Publié par Freya Yophy
le 27/03/2026
cancer peau
Istock
Une découverte des NIH publiée dans le NEJM révèle qu'un virus Beta-HPV, habituellement inoffensif, peut piloter directement la croissance d'un cancer de la peau agressif.

Le virus Beta-HPV colonise la peau de plus de 80 % des adultes de manière totalement silencieuse. Pourtant, des chercheurs américains viennent de prouver que ce micro-organisme inoffensif peut se transformer en agent oncogène redoutable sous l'effet d'une anomalie génétique rare.

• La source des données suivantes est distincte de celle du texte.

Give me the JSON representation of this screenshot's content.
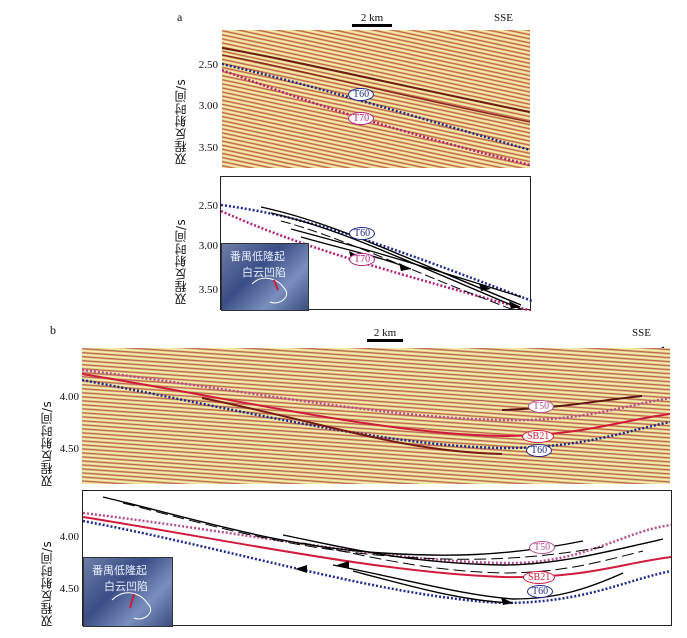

Une énigme face à un carcinome persistant

Les médecins ont affronté un cas clinique déconcertant impliquant une patiente de 34 ans qui développait un carcinome épidermoïde cutané récurrent sur le front. 

Malgré de multiples interventions chirurgicales et des séances d'immunothérapie, la tumeur récidivait systématiquement. Les analyses ont rapidement écarté la cause classique de ce type de cancer. Les cellules de cette jeune femme conservaient leur pleine capacité à réparer les dommages causés par les rayons UV.

Comment un virus devient maître de la tumeur

Les investigations ont révélé une intégration virale inédite. Un virus de type Beta-HPV s'était inséré directement dans l'ADN des cellules tumorales de la patiente. 

Cette observation marque un véritable tournant scientifique. Jusqu'à présent, les spécialistes considéraient ce virus comme un simple facilitateur des mutations induites par le soleil. L'étude démontre qu'il agissait comme le moteur principal de la maladie en produisant activement des protéines virales pour forcer la prolifération maligne.

Identifier la faille immunitaire héréditaire

Cette transformation d'un virus bénin en agent destructeur s'explique par une mutation génétique héréditaire touchant la protéine ZAP70. Ce défaut spécifique rendait les lymphocytes T de la patiente aveugles à l'infection cutanée par le Beta-HPV. 

Sans cette surveillance immunitaire, le virus a pu proliférer sans rencontrer de résistance. Pour corriger cette faille, l'équipe médicale a procédé à une greffe de cellules souches hématopoïétiques, remplaçant ainsi les cellules défectueuses par des défenses immunitaires saines.

Nouvelles perspectives pour la cancérologie cutanée

Les résultats cliniques sont extrêmement encourageants. Plus de 3 ans après la greffe, la patiente est déclarée guérie et ne présente aucune récidive. 

Cette réussite médicale ouvre de nouvelles voies de recherche pour les patients immunodéprimés. D'autres formes agressives de cancers cutanés pourraient dissimuler des anomalies immunitaires non diagnostiquées. L'avenir s'oriente vers des thérapies capables de cibler le virus ou de renforcer la réponse immunitaire antivirale. 

Se pose alors la question d'un dépistage génétique systématique pour les cancers cutanés à répétition et l'espoir d'un vaccin préventif ciblant les Beta-HPV.